Duncan Cameron Fraser

The Hon.
Duncan Cameron Fraser
9th Lieutenant Governor of Nova Scotia
In office
March 27, 1906  September 27, 1910
Monarch Edward VII
Governor General The Earl Grey
Premier George Henry Murray
Preceded by Alfred Gilpin Jones
Succeeded by James Drummond McGregor
Member of the Canadian Parliament
for Guysborough
In office
1891–1904
Preceded by John Angus Kirk
Succeeded by John Howard Sinclair
Member of the Legislative Council of Nova Scotia
In office
1887–1891
Personal details
Born October 1, 1845
Brooklyn (Plymouth), Pictou County, Nova Scotia
Died September 27, 1910 (aged 64)
Fort Point, near Guysborough, Nova Scotia
Political party Liberal
Spouse(s) Elizabeth (Bessie) Grant Graham
Children Anne Fraser
Sarah Fraser
Alistair Fraser
Margaret Fraser
James Fraser

Duncan Cameron Fraser (1 October 1845 27 September 1910) was a Canadian lawyer, politician, judge, and the ninth Lieutenant Governor of Nova Scotia.

He was born in Pictou County, Nova Scotia, the son of Alexander Fraser and Ann Chisholm. He studied at Dalhousie College, went on to article in law, was admitted to the bar in 1873 and set up practice in New Glasgow. He married Bessie Grant Graham in 1878. In the same year, he ran unsuccessfully for a seat in the provincial assembly. Fraser was a member of the province's Legislative Council from 1887 to 1891, also serving as a minister without portfolio in the Executive Council. He was elected to the Canadian House of Commons for the riding of Guysborough in the 1891 federal election. A Liberal, he was re-elected in the 1896 and 1900 elections.

From 1904 to 1906, he was a judge of the Supreme Court of Nova Scotia.
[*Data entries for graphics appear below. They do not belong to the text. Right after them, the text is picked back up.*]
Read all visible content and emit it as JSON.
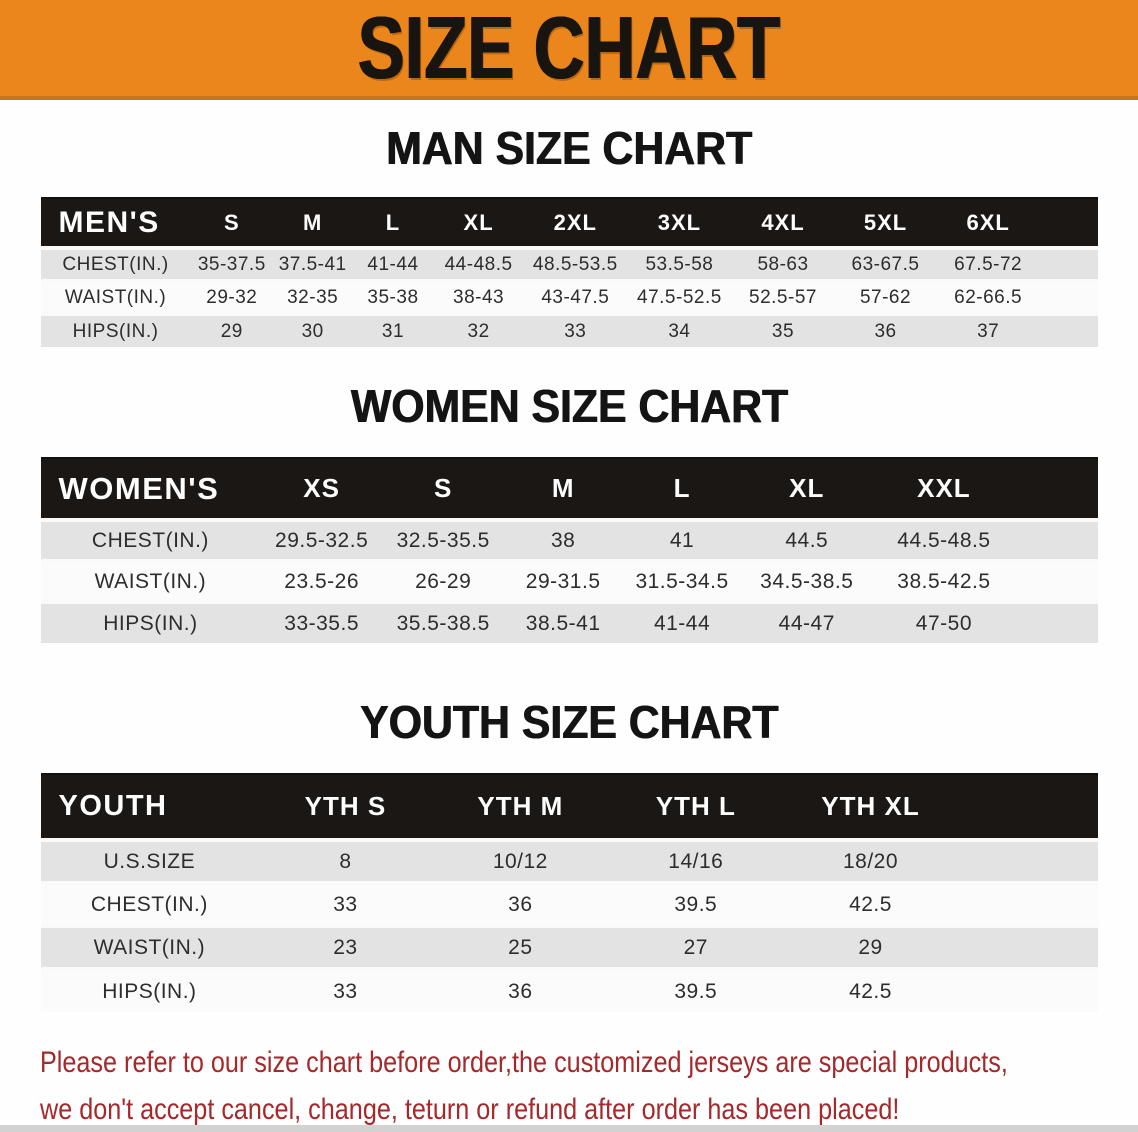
{
  "banner": {
    "title": "SIZE CHART"
  },
  "sections": [
    {
      "heading": "MAN SIZE CHART",
      "table": {
        "label": "MEN'S",
        "columns": [
          "S",
          "M",
          "L",
          "XL",
          "2XL",
          "3XL",
          "4XL",
          "5XL",
          "6XL"
        ],
        "rows": [
          {
            "label": "CHEST(IN.)",
            "values": [
              "35-37.5",
              "37.5-41",
              "41-44",
              "44-48.5",
              "48.5-53.5",
              "53.5-58",
              "58-63",
              "63-67.5",
              "67.5-72"
            ]
          },
          {
            "label": "WAIST(IN.)",
            "values": [
              "29-32",
              "32-35",
              "35-38",
              "38-43",
              "43-47.5",
              "47.5-52.5",
              "52.5-57",
              "57-62",
              "62-66.5"
            ]
          },
          {
            "label": "HIPS(IN.)",
            "values": [
              "29",
              "30",
              "31",
              "32",
              "33",
              "34",
              "35",
              "36",
              "37"
            ]
          }
        ]
      }
    },
    {
      "heading": "WOMEN SIZE CHART",
      "table": {
        "label": "WOMEN'S",
        "columns": [
          "XS",
          "S",
          "M",
          "L",
          "XL",
          "XXL"
        ],
        "rows": [
          {
            "label": "CHEST(IN.)",
            "values": [
              "29.5-32.5",
              "32.5-35.5",
              "38",
              "41",
              "44.5",
              "44.5-48.5"
            ]
          },
          {
            "label": "WAIST(IN.)",
            "values": [
              "23.5-26",
              "26-29",
              "29-31.5",
              "31.5-34.5",
              "34.5-38.5",
              "38.5-42.5"
            ]
          },
          {
            "label": "HIPS(IN.)",
            "values": [
              "33-35.5",
              "35.5-38.5",
              "38.5-41",
              "41-44",
              "44-47",
              "47-50"
            ]
          }
        ]
      }
    },
    {
      "heading": "YOUTH SIZE CHART",
      "table": {
        "label": "YOUTH",
        "columns": [
          "YTH S",
          "YTH M",
          "YTH L",
          "YTH XL"
        ],
        "rows": [
          {
            "label": "U.S.SIZE",
            "values": [
              "8",
              "10/12",
              "14/16",
              "18/20"
            ]
          },
          {
            "label": "CHEST(IN.)",
            "values": [
              "33",
              "36",
              "39.5",
              "42.5"
            ]
          },
          {
            "label": "WAIST(IN.)",
            "values": [
              "23",
              "25",
              "27",
              "29"
            ]
          },
          {
            "label": "HIPS(IN.)",
            "values": [
              "33",
              "36",
              "39.5",
              "42.5"
            ]
          }
        ]
      }
    }
  ],
  "footer": {
    "line1": "Please refer to our size chart before order,the customized jerseys are special products,",
    "line2": "we don't accept cancel, change, teturn or refund after order has been placed!"
  },
  "colors": {
    "banner_orange": "#EA861C",
    "banner_border": "#C9731A",
    "table_header_black": "#1B1715",
    "row_shade_gray": "#E3E3E3",
    "row_plain_white": "#FBFBFB",
    "note_red": "#A5282B",
    "bottom_strip_gray": "#D2D2D2"
  }
}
In 1906, he was appointed lieutenant governor of Nova Scotia and served until his death in 1910.

His daughter, Margaret Marjory Fraser, was a nursing sister in World War I. She, then 33 years old, served as the matron of the 14 nurses on the last voyage of the hospital ship HMHS Llandovery Castle when it was torpedoed and sunk by a German submarine in 1918. All of the 14 nurses died. His son, Lieut. James Gibson Laurier Fraser, was killed in action in France on 4 March 1918, aged 22; another son, Alistair Fraser, served as Lieutenant-Governor of Nova Scotia from 1952 to 1958.